Suara.com – Menteri Kesehatan (Menkes) Budi Gunadi Sadikin baru-baru ini menyebutkan satu dari 10 orang di Indonesia menderita gangguan jiwa. Hal ini juga mengikuti hasil penelitian kesehatan dasar (Riskesdas) tahun 2018.
Namun, Budi mengatakan banyak kasus yang berkaitan dengan gangguan jiwa dan tidak terdeteksi di Indonesia karena tingkat skrining yang masih rendah. Menurut dia, pegawai di fasilitas kesehatan hanya memberikan diagnosa berdasarkan kuesioner.
Misalnya saja gangguan kecemasan yang masih sulit dideteksi. Ia menyarankan agar pemerintah meminimalisir kondisi tersebut sebelum pasien memburuk ke tahap depresi dan skizofrenia.
Sebab deteksi dini masih sebatas observasi dan manual. Oleh karena itu, menurutnya, Kemenkes akan mengupayakan deteksi dini gangguan jiwa yang lebih canggih ke depannya.
Kami akan meningkatkan skrining sehingga seluruh puskesmas dapat melakukan skrining kesehatan jiwa. “Karena angkanya (gangguan jiwa) sangat tinggi dan harus ditangani dengan lebih baik,” ujarnya.
Selain itu, Kementerian Kesehatan juga akan mencari fasilitas kesehatan khusus bagi pasien gangguan jiwa. Budi mencontohkan, jika seorang pasien terdiagnosis skizofrenia, ia harus dirawat, namun tidak harus di rumah sakit jiwa (RSJ), melainkan di tempat khusus di fasilitas kesehatan.
Sebab RSJ masih punya stigma, yakni jika ada pasien gangguan jiwa kondisinya lebih baik. Jadi hanya tenaga kesehatan atau masyarakat saja yang harus memantaunya.
“Karena RSJ melakukan stigmatisasi. Jadi WHO mendukung strategi kesehatan mental untuk mengembalikan mereka ke masyarakat jika memungkinkan,” kata Budi.

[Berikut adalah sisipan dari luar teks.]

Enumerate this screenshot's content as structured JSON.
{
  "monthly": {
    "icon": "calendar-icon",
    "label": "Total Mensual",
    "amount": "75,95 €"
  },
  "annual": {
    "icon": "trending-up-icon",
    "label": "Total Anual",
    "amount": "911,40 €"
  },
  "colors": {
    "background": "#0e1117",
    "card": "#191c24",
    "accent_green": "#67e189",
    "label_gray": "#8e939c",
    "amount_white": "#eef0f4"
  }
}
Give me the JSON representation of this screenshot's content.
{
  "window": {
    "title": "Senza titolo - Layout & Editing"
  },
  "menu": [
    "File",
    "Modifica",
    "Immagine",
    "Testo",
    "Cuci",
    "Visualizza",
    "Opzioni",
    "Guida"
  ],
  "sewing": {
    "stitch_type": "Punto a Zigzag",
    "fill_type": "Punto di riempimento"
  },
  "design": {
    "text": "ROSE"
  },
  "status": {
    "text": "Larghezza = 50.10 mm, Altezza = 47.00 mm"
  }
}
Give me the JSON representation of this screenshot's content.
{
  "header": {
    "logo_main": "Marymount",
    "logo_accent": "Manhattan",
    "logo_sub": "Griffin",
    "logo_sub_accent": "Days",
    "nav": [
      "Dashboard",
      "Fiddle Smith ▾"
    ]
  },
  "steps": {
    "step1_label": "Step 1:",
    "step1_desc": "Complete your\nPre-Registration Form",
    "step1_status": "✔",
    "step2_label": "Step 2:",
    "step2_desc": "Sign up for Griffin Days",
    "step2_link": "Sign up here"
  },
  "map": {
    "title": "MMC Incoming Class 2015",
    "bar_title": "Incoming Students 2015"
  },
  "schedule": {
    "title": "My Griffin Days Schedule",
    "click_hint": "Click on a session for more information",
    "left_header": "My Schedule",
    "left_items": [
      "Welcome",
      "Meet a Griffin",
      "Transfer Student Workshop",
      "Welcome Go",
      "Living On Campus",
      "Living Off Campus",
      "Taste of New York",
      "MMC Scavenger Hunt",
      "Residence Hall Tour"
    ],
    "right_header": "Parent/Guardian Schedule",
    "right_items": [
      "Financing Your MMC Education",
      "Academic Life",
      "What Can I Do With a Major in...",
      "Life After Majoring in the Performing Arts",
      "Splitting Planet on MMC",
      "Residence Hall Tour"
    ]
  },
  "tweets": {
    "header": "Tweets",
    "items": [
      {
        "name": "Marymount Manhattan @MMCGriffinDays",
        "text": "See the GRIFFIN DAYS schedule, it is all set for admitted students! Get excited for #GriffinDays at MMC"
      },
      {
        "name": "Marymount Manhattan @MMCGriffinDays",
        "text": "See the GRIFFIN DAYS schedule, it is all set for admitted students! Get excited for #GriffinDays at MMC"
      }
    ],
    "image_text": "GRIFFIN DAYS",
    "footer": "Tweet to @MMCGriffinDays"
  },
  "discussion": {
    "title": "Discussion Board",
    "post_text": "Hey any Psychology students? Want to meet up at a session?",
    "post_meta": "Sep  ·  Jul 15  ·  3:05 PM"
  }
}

Anda tidak perlu malu masuk rumah sakit jiwa
Tidak dapat dipungkiri bahwa rumah sakit jiwa mempunyai stigma sebagai rumah bagi orang gila. Tak hanya dari namanya saja, bahkan banyak konten yang turut menimbulkan stigma buruk terhadap rumah sakit jiwa itu sendiri.
Persepsi rumah sakit jiwa bagi sebagian orang adalah sebagai tempat orang gila, orang kesurupan, dan orang hilang ingatan. Oleh karena itu, hal ini membuat pusat pengobatan psikiatris menjadi aib bagi seseorang atau suatu keluarga.
Padahal, secara umum keberadaan rumah sakit jiwa adalah untuk membantu penderita gangguan jiwa agar dapat dirawat dengan baik hingga terbentuk kondisi jiwa yang sehat. Nama rumah sakit pasti mempunyai tujuan akhir yaitu menyembuhkan pasien penyakit tertentu.
Konsultasi dengan psikiater dan konselor untuk mendapatkan informasi yang diperlukan sangatlah penting. Tidak perlu malu, karena jika Anda merasa badan Anda sakit, sebaiknya Anda memeriksakan diri ke dokter spesialis untuk memberikan pengobatan yang diperlukan.
Di sisi lain, stigma terhadap rumah sakit jiwa bukan hanya sekedar informasi mengenai perumahan bagi orang gila. Namun karena namanya, menurut dr. Pemberian nama Nikensari dengan menghilangkan kata “jiwa” memang mereduksi namun tidak serta merta menghilangkan stigma yang telah tercipta.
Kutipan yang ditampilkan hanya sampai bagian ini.